We need to broaden the sector’s understanding of best practices, with regard to establishing appropriate pathways to integrate these services into a comprehensive health and social service care plan for homebound and frail clients.”

— Stephanie Raneri, The Isaac H. Tuttle Fund


The Challenge
The Tuttle Fund seeks to enable older persons to continue living in their own homes as long as they are physically and mentally able to do so. Stephanie Raneri, Executive Director of the Tuttle Fund, explains that it became involved in several palliative care grants because of its desire to promote the integration of social work as a core component of in-home medical and nurse practitioner care for the elderly patients.

The Foundation’s Approach
The Tuttle Fund has funded two palliative care programs, although it does not generally make grants in the field. It awarded its first grant in 2003, providing $30,000 for social work services that are part of the Mount Sinai Visiting Doctors Program, which brings high-quality medical care to patients who have complex and serious illnesses but also have difficulty leaving their homes. It is the country’s largest academic primary care program for homebound patients, many of whom receive palliative care from the doctors, nurses, and social workers who come to their homes.
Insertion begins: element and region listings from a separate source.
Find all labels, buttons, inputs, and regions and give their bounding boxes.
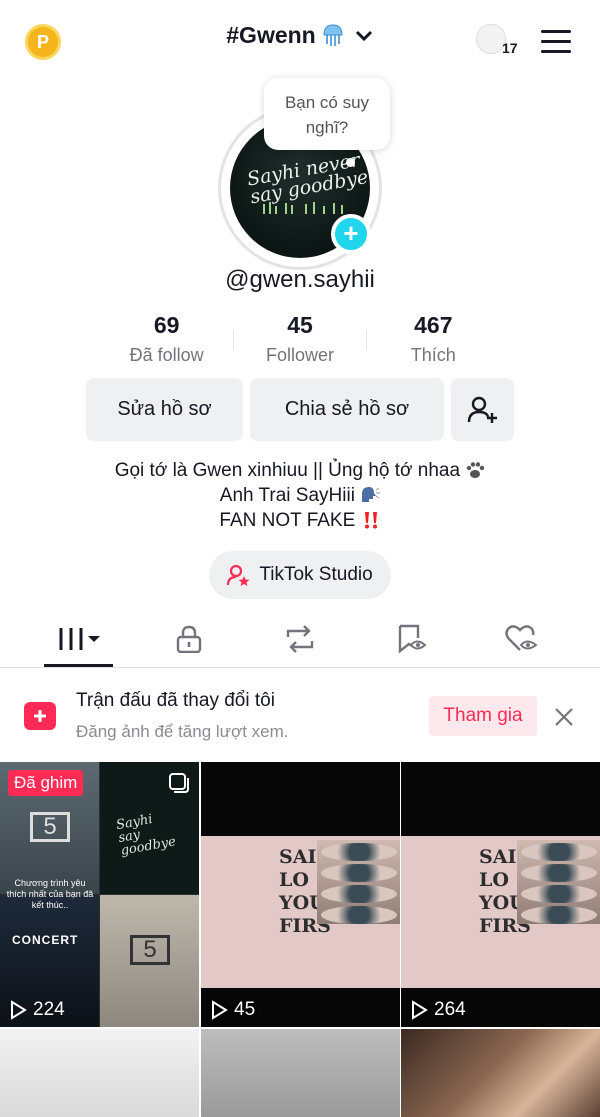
tab-liked[interactable]	[502, 624, 542, 654]
tab-favorites[interactable]	[392, 624, 432, 654]
add-post-icon	[24, 702, 56, 730]
banner-subtitle: Đăng ảnh để tăng lượt xem.	[76, 722, 289, 741]
page-title: #Gwenn	[226, 22, 316, 48]
avatar-decoration	[263, 202, 343, 214]
video-tile[interactable]	[401, 1029, 600, 1117]
tab-private[interactable]	[169, 624, 209, 654]
top-bar: P #Gwenn 17	[0, 0, 600, 80]
multi-photo-icon	[169, 773, 189, 793]
bio-line: Gọi tớ là Gwen xinhiuu || Ủng hộ tớ nhaa	[114, 460, 461, 481]
eyes-image	[517, 840, 600, 924]
add-story-button[interactable]: +	[331, 214, 371, 254]
play-icon	[11, 1000, 27, 1020]
heart-eye-icon	[505, 625, 538, 651]
bio-line: Anh Trai SayHiii	[219, 485, 355, 506]
view-count: 224	[9, 999, 65, 1021]
stat-followers[interactable]: 45 Follower	[233, 312, 366, 372]
thought-text: Bạn có suy nghĩ?	[284, 93, 370, 137]
video-tile[interactable]: SAI LO YOU FIRS 45	[201, 762, 400, 1027]
lock-icon	[176, 625, 202, 653]
add-friend-button[interactable]	[451, 378, 514, 441]
play-icon	[212, 1000, 228, 1020]
paw-icon	[467, 462, 485, 478]
stat-value: 45	[287, 312, 313, 338]
active-tab-indicator	[44, 664, 113, 667]
thought-bubble[interactable]: Bạn có suy nghĩ?	[264, 78, 390, 150]
speaking-head-icon	[362, 487, 381, 502]
stat-following[interactable]: 69 Đã follow	[100, 312, 233, 372]
username: @gwen.sayhii	[225, 266, 375, 293]
concert-text: CONCERT	[12, 933, 79, 947]
video-tile[interactable]: 5 Sayhi say goodbye CONCERT 5 Chương trìn…	[0, 762, 199, 1027]
eyes-image	[317, 840, 400, 924]
tab-videos[interactable]	[58, 624, 104, 654]
divider	[366, 330, 367, 350]
pinned-badge: Đã ghim	[8, 770, 84, 796]
tab-reposts[interactable]	[280, 624, 320, 654]
join-button[interactable]: Tham gia	[429, 696, 537, 736]
share-profile-button[interactable]: Chia sẻ hồ sơ	[250, 378, 444, 441]
video-caption: Chương trình yêu thích nhất của bạn đã k…	[6, 878, 94, 910]
stat-label: Đã follow	[129, 345, 204, 365]
notification-button[interactable]: 17	[476, 22, 522, 58]
tiktok-studio-button[interactable]: TikTok Studio	[209, 551, 391, 599]
stats-row: 69 Đã follow 45 Follower 467 Thích	[100, 312, 500, 372]
view-count: 45	[210, 999, 255, 1021]
stat-label: Thích	[410, 345, 456, 365]
divider	[233, 330, 234, 350]
stat-value: 69	[153, 312, 180, 338]
add-user-icon	[467, 396, 497, 423]
bio: Gọi tớ là Gwen xinhiuu || Ủng hộ tớ nhaa…	[0, 458, 600, 533]
thought-bubble-dot	[346, 158, 355, 167]
collage-photo: 5	[100, 895, 199, 1027]
view-count: 264	[410, 999, 466, 1021]
bookmark-eye-icon	[398, 624, 427, 654]
banner-title: Trận đấu đã thay đổi tôi	[76, 690, 275, 711]
chevron-down-icon	[355, 30, 372, 41]
double-exclamation-icon	[364, 512, 377, 529]
studio-user-icon	[227, 564, 250, 586]
content-tabs	[0, 612, 600, 668]
menu-icon[interactable]	[541, 30, 571, 53]
stat-label: Follower	[265, 345, 334, 365]
challenge-banner[interactable]: Trận đấu đã thay đổi tôi Đăng ảnh để tăn…	[0, 670, 600, 760]
video-tile[interactable]: SAI LO YOU FIRS 264	[401, 762, 600, 1027]
video-tile[interactable]	[0, 1029, 199, 1117]
studio-label: TikTok Studio	[259, 564, 373, 585]
stat-likes[interactable]: 467 Thích	[367, 312, 500, 372]
grid-icon	[59, 628, 100, 650]
close-icon[interactable]	[553, 706, 575, 728]
jellyfish-icon	[323, 23, 343, 46]
play-icon	[412, 1000, 428, 1020]
edit-profile-button[interactable]: Sửa hồ sơ	[86, 378, 243, 441]
bio-line: FAN NOT FAKE	[219, 510, 356, 531]
repost-icon	[286, 625, 314, 653]
video-tile[interactable]	[201, 1029, 400, 1117]
notification-count: 17	[502, 40, 518, 56]
stat-value: 467	[414, 312, 453, 338]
The Tuttle Fund also supported the Doula to Accompany and Comfort program, a nonsectarian program of New York’s Jewish Board of Family and Children's Services that provides volunteers and professional social workers to clients nearing the end of life with only limited support from family and friends. A doula works with one person at a time to minimize the person’s sense of isolation, provide emotional comfort, assist with practical concerns, and advocate on behalf of the person with a life-limiting illness. The Tuttle Fund provided $75,000 to the program over three years, awarding grants in 2003, 2004, and 2005.

The Results
The grant to the Mount Sinai Visiting Doctors Program enhanced the program’s social work component, and the Tuttle Fund then made two subsequent grants in the amounts of $23,000 and $25,000 in 2004 and 2005.

Raneri says that, through this grantmaking, the Tuttle Fund has learned that palliative care should be part of the services available to patients in a visiting doctors program, along with social work. She considers it essential that hospitals sustain support for social work services as part of a comprehensive care plan for homebound patients.